Heavy Metal appeals to druggies and people with mental issues, such as anger and childish rebellion. Heavy Metal is Distortion, and has no right being part of any music genre. Distortion & Music are absolute opposites!
@ yacoub -- sorry about that!
6 Sunday, 07 February 2010 15:02

My mistake, and apologies ... I was trying to recall concerts from about 10 years ago! Hopefully accusing someone of playing Scorpions covers doesn't meet the libel standards in the press law... (though you can see how it might).
man! :-)
5 Sunday, 31 January 2010 02:47
Hey Nick! while my early beginings were with rock and even heavy metal, I never player anything by the Scorpions! Not at the Dove or anywhere! :-) Played some Guns N' Roses there though and Aerosmith amongst others...
Re 2
4 Monday, 21 December 2009 01:55
Finally, I would like to say, this is not the right way to find talents, especially when it's about heavy metal music. Metal music is known for being about rebellion and freedom, and the more important is, that it's not a mainstream genre, it's not commercial, it's not about playing music to earn money.
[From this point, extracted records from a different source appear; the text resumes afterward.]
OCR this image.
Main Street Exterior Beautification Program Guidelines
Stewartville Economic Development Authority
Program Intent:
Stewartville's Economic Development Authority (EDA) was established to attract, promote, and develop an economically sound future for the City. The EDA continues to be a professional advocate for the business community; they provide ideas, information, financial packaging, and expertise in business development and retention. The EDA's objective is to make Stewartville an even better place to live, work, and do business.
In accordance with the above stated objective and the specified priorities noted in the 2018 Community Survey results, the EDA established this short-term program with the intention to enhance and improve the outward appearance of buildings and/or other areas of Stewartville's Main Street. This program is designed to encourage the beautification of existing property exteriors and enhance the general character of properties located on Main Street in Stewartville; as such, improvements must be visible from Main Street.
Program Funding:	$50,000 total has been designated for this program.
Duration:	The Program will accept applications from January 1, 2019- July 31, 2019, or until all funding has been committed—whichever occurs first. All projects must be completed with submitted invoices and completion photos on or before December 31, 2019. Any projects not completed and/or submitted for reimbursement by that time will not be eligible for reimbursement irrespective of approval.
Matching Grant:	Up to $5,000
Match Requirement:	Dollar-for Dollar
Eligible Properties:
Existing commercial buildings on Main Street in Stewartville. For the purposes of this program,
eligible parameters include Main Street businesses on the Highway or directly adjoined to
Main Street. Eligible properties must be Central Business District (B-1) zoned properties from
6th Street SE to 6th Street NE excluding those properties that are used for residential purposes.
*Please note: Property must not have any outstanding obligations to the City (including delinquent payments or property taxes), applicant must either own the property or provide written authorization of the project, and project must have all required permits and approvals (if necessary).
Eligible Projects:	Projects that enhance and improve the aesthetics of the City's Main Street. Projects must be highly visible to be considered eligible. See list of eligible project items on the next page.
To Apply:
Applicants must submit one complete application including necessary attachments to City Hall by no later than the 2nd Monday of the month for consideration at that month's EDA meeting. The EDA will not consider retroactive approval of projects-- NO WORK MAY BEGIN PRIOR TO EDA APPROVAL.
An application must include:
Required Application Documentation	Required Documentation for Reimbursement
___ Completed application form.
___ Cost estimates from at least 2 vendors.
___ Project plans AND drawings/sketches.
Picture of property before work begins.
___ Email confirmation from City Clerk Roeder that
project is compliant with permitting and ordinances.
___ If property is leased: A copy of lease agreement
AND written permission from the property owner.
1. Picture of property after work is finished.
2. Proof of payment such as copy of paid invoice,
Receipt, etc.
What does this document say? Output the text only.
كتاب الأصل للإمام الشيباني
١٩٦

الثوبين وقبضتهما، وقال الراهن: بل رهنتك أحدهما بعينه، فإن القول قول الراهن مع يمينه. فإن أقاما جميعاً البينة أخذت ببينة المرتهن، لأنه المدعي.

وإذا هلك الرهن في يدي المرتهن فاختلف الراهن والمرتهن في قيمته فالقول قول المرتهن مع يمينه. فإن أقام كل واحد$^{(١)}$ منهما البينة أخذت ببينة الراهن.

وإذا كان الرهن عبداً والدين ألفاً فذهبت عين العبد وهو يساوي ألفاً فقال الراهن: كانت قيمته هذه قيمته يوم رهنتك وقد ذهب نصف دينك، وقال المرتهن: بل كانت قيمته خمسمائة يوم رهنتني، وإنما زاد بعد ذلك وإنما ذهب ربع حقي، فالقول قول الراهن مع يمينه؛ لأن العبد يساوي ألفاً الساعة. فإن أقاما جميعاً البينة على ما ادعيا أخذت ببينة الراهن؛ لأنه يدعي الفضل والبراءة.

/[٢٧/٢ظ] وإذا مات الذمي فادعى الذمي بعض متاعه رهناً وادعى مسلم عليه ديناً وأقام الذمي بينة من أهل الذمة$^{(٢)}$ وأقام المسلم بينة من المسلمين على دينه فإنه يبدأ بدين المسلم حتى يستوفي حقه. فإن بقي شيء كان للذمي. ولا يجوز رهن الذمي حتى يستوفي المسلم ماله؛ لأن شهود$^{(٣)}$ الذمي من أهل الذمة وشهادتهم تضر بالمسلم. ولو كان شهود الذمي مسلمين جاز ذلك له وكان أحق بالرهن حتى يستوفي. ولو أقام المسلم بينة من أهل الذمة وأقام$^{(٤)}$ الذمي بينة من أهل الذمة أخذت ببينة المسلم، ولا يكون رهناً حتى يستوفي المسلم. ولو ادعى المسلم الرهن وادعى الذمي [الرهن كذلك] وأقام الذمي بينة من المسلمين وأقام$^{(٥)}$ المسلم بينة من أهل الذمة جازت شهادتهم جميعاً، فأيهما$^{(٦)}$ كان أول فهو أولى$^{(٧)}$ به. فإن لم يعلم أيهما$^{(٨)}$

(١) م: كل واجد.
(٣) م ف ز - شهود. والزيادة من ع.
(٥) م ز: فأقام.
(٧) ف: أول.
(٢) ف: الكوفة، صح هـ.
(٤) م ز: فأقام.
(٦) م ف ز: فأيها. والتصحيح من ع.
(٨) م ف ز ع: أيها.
Metal music doesn't need Crash of the titans or any other event which kills it's spirit, it only needs open-minded people who accept the differences and don't judge thing from the way it looks like.
Re:
3 Monday, 21 December 2009 01:54
1st: Savatage used to play sort of heavy power metal, then they turned into more progressive sound.

Crash of the Titans was an epic fail, with no offense to anybody.
Nothing was prepared well, and i really don't get the way it was.
To be a judge you must have a good knowledge in metal, history of metal and it's subgenres, and this only applies to one or two of the judges.
To be a judge you must be proffessional in an instrument or in vocals, not only harsh vocals, you must be good in doing clean vocals,too.
And you must be in a band which achieved some success and released at least 1 album or EP which can be considered as "true metal music".
well done
2 Sunday, 20 December 2009 16:14
thumbs up for this article it really portraits a picture of whats goin on ... crash was done with almost no support from anyone expect true believers that metal is still not dead in our hearts and will always inspire us to write more music and be productive members in our own society . Cheers
Nazzal
SoulBleed.
I agree
1 Sunday, 20 December 2009 15:51
It's about time they let us express our art in our own homeland rather than being deprived of our source passion. And having to resort to it discretely.


The primitive misconception of "loudness/anger=satan" has to go.